La pasta – sottolinea Coldiretti Toscana – è ottenuta direttamente dalla lavorazione del grano con l’aggiunta della sola acqua e non trovano dunque alcuna giustificazione le divergenze registrate nelle quotazioni, con la forbice dei prezzi che si allarga e mette a rischio i bilanci dei consumatori e quelli degli agricoltori. Una distorsione che appare chiara anche dall’andamento dei prezzi medi al dettaglio. Ad Arezzo un chilo di pasta costava 1,49 euro al chilo nel marzo 2022, un anno dopo, ha raggiunto i 2,17 euro al chilo. A Firenze siamo passati da 1,42 euro a 2,17 euro al chilo, a Grosseto da 1,76 a 2,15 euro (+22%), a Livorno da 1,69 a 2,11 euro, a Lucca da 1,41 a 1,94 euro (+37%), a Pistoia da 1,37 euro a 2,08 (+51%) ed infine a Siena 1,37 euro a 2,17. 

Le superfici agricole coltivate a frumento duro, secondo le prime previsioni del Consorzio Agrario del Tirreno sono in crescita del 2%, in controtendenza rispetto al resto d’Italia dove si stima invece una flessione. Lo scorso anno, in Toscana, i cerealicoltori avevano raccolto poco meno di 1,9 milioni di quintali di frumento duro, quasi 1 milione tra le sole province di Grosseto e Siena. 

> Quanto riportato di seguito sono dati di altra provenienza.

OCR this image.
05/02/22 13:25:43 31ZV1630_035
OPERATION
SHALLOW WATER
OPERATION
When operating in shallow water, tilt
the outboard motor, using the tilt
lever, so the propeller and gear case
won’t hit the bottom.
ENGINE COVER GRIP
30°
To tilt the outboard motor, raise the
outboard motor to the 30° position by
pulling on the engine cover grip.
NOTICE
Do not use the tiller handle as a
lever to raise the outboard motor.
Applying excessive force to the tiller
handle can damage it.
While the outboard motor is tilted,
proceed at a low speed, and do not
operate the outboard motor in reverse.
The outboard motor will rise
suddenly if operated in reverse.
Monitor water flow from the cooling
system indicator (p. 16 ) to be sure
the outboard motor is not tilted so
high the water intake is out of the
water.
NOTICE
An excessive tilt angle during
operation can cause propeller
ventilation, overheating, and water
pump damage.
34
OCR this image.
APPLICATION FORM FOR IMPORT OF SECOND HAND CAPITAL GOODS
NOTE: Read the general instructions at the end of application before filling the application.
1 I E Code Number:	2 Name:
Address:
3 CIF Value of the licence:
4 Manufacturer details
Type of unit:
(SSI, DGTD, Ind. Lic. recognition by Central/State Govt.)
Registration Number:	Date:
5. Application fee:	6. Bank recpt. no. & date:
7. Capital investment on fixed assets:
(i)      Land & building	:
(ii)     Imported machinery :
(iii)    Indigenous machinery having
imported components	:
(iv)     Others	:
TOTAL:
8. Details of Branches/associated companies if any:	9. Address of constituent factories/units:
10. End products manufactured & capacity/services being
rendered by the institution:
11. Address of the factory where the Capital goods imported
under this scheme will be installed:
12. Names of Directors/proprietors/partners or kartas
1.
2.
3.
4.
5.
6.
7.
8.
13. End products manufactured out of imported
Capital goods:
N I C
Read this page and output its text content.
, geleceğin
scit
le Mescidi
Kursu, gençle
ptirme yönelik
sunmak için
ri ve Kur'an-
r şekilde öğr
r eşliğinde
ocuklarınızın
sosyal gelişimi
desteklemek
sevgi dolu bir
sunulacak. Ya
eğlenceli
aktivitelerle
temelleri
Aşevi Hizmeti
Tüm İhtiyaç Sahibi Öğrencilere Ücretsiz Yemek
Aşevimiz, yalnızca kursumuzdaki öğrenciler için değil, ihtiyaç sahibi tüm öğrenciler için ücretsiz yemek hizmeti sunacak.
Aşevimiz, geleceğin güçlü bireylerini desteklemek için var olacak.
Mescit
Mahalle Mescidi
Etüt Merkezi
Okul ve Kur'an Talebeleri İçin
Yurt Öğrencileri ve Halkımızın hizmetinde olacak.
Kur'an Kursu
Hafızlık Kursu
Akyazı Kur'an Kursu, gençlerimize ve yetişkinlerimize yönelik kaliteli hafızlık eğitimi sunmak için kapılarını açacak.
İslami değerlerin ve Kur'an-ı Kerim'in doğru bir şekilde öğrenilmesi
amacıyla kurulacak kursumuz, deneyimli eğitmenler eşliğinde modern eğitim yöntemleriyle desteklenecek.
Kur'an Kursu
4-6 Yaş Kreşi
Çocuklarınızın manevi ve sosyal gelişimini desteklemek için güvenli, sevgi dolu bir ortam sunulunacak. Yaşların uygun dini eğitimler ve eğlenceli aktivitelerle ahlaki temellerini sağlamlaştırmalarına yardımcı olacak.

"In Italia siamo di fronte a manovre speculative con un deciso aumento delle importazioni di grano duro dal Canada dove il grano – precisa Coldiretti Toscana - viene coltivato secondo standard non consentiti in Europa per uso del glifosate nella fase di preraccolta. Occorre invece – continua Coldiretti Toscana - ridurre la dipendenza dall’estero e lavorare da subito per accordi di filiera tra imprese agricole ed industriali con precisi obiettivi qualitativi e quantitativi e prezzi equi che non scendano mai sotto i costi di produzione come prevede la nuova legge di contrasto alle pratiche sleali". Per questo l'esempio di Fabianelli calza a pennello.

"Bisogna riattivare da subito - precisa Coldiretti Toscana - la Commissione Unica Nazionale per il grano duro, la cui attività in via sperimentale si è sospesa nell'ottobre del 2022, perché fornisce trasparenza al mercato e da la possibilità di poter mettere attorno ad un tavolo tutti gli attori della filiera eliminando le distorsioni e i frazionamenti delle borse merci locali. Importante anche investire nella ricerca che, come motore dell'innovazione varietale, deve rispondere non solo alle richieste qualitative del mondo industriale, ma anche rispondere alle nuove esigenze produttive e di resilienza verso gli effetti del cambiamento climatico, rispondendo al contempo alle nuove richieste di sostenibilità volute dalla nuova Politica Agricola Comunitaria".